Parece inevitable a la luz de lo sucedido durante la pandemia del coronavirus escudriñar sobre qué ocurrirá con las políticas científicas. “Las vacunas se hicieron tan rápido por toda la investigación que se había hecho antes. Y es tan evidente que los científicos, cuando se nos ha requerido, hemos solucionado el problema, que pensábamos que iba a despertar la conciencia de los gobiernos, especialmente del español, para que invirtiera más. Pero creo que cuando acabe la pandemia nos vamos a olvidar de lo útil que esa investigación ha sido para la sociedad”, afirma pesimista Batlle.

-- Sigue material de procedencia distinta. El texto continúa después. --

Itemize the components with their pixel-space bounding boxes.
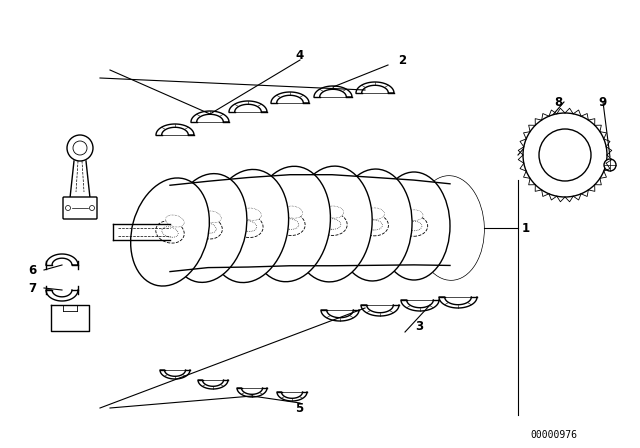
Ellipse shape	[405, 210, 423, 220]
Polygon shape	[46, 254, 78, 265]
Text: 3: 3	[415, 320, 423, 333]
Ellipse shape	[250, 166, 330, 282]
Polygon shape	[314, 86, 352, 97]
Ellipse shape	[292, 166, 372, 282]
Ellipse shape	[275, 212, 305, 236]
Polygon shape	[439, 297, 477, 308]
Ellipse shape	[365, 208, 385, 220]
Ellipse shape	[441, 213, 458, 223]
Ellipse shape	[169, 174, 247, 282]
Text: 4: 4	[295, 48, 303, 61]
Ellipse shape	[416, 176, 484, 280]
Ellipse shape	[378, 172, 450, 280]
Polygon shape	[361, 305, 399, 316]
Polygon shape	[198, 380, 228, 389]
Ellipse shape	[281, 219, 299, 229]
Ellipse shape	[169, 174, 247, 282]
Polygon shape	[51, 305, 89, 331]
Text: 9: 9	[598, 95, 606, 108]
Polygon shape	[156, 124, 194, 135]
Ellipse shape	[194, 217, 222, 239]
Ellipse shape	[131, 178, 209, 286]
Text: 8: 8	[554, 95, 563, 108]
Polygon shape	[277, 392, 307, 401]
Text: 00000976: 00000976	[530, 430, 577, 440]
Circle shape	[604, 159, 616, 171]
Ellipse shape	[283, 206, 303, 218]
Polygon shape	[229, 101, 267, 112]
Ellipse shape	[437, 218, 463, 238]
Polygon shape	[237, 388, 267, 397]
Polygon shape	[271, 92, 309, 103]
Ellipse shape	[324, 206, 344, 218]
Ellipse shape	[207, 169, 289, 283]
Ellipse shape	[416, 176, 484, 280]
Ellipse shape	[378, 172, 450, 280]
Ellipse shape	[239, 220, 257, 232]
Ellipse shape	[200, 223, 216, 233]
Text: 5: 5	[295, 401, 303, 414]
Circle shape	[539, 129, 591, 181]
Text: 2: 2	[398, 53, 406, 66]
Ellipse shape	[207, 169, 289, 283]
Ellipse shape	[365, 220, 382, 230]
Polygon shape	[321, 310, 359, 321]
Ellipse shape	[131, 178, 209, 286]
Ellipse shape	[406, 221, 422, 231]
Polygon shape	[191, 111, 229, 122]
Text: 7: 7	[28, 281, 36, 294]
Ellipse shape	[156, 221, 184, 243]
Text: 1: 1	[522, 221, 530, 234]
Polygon shape	[160, 370, 190, 379]
Ellipse shape	[401, 216, 428, 236]
Ellipse shape	[442, 224, 458, 233]
Ellipse shape	[292, 166, 372, 282]
Ellipse shape	[336, 169, 412, 281]
Polygon shape	[46, 290, 78, 301]
Ellipse shape	[323, 219, 340, 229]
Ellipse shape	[250, 166, 330, 282]
Polygon shape	[401, 300, 439, 311]
Ellipse shape	[162, 227, 178, 237]
Text: 6: 6	[28, 263, 36, 276]
Circle shape	[523, 113, 607, 197]
Ellipse shape	[166, 215, 184, 227]
FancyBboxPatch shape	[63, 197, 97, 219]
Circle shape	[67, 135, 93, 161]
Ellipse shape	[233, 215, 263, 237]
Ellipse shape	[203, 211, 221, 223]
Ellipse shape	[317, 212, 347, 236]
Ellipse shape	[336, 169, 412, 281]
Polygon shape	[356, 82, 394, 93]
Ellipse shape	[360, 214, 388, 236]
Ellipse shape	[241, 208, 261, 220]
Circle shape	[73, 141, 87, 155]
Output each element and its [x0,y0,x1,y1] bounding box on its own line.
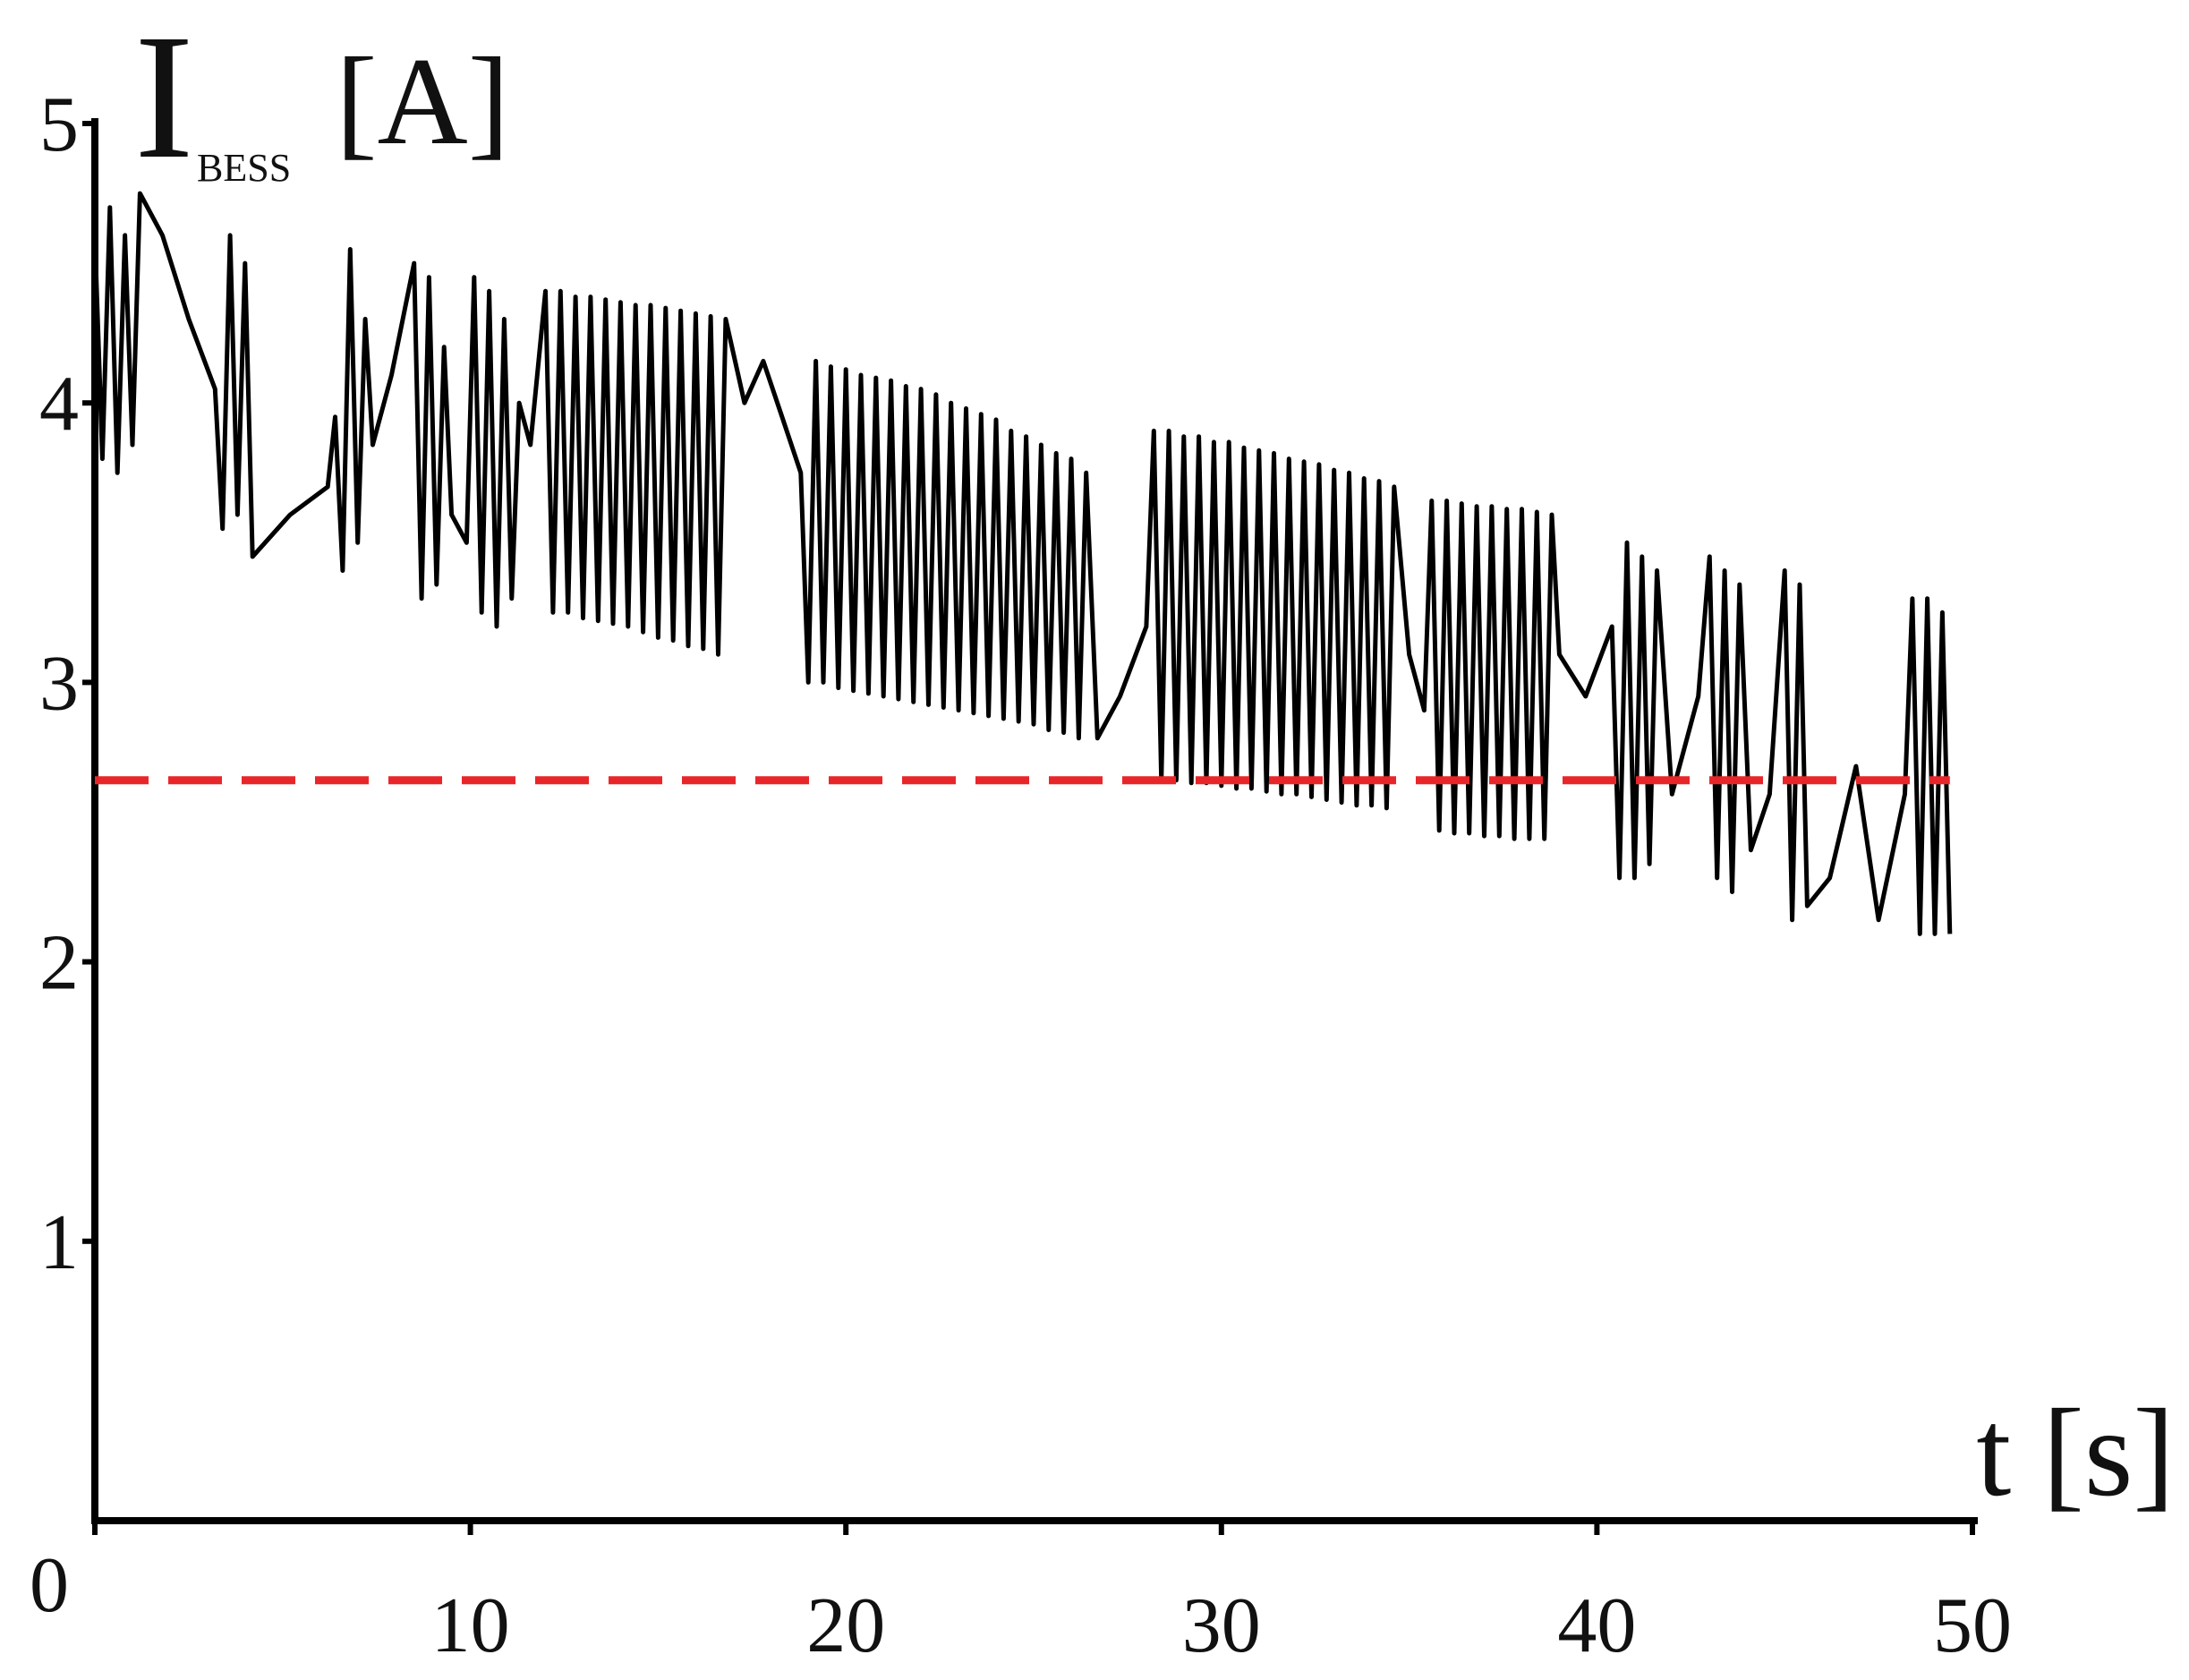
x-tick-label: 0 [30,1542,69,1629]
y-tick-label: 4 [39,361,79,448]
x-axis-label: t [s] [1976,1384,2175,1522]
data-line [92,191,1953,936]
y-axis-unit: [A] [336,32,509,171]
x-tick-label: 40 [1557,1582,1636,1669]
x-tick-label: 20 [806,1582,885,1669]
x-tick-label: 30 [1182,1582,1261,1669]
y-axis-subscript: BESS [197,146,291,190]
y-tick-label: 5 [39,81,79,168]
y-tick-label: 2 [39,920,79,1007]
x-tick-label: 10 [431,1582,510,1669]
y-tick-label: 1 [39,1199,79,1286]
y-tick-label: 3 [39,640,79,727]
x-tick-label: 50 [1933,1582,2012,1669]
y-axis-symbol: I [134,0,194,196]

El galardonado insiste en que para hacer buena ciencia en España hay que reclutar talento y “aquí hay tanta gente talentosa como en EE UU o Japón”; la diferencia, según Batlle, es que hay países que son capaces de atraerlo y alimentarlo y otros países, caso de España, que no tienen un sistema bien establecido. “España debería duplicar o triplicar el dinero dedicado a investigación para alcanzar a los países más avanzados. Todos los gobiernos desde 2007 han ido recortando en investigación y han tenido una actitud casi de desprecio hacia la ciencia. El Gobierno que hay ahora parece que tímidamente intenta aumentar, pero no lo suficiente. También necesitamos una regulación más flexible porque la ciencia investiga cuestiones inciertas y los marcos muy rígidos no funcionan bien. Hay un gran potencial, mucha gente brillante y creo que la valoración social de los científicos es buena, sin embargo, no se traduce en mejoras”, concluye el investigador catalán.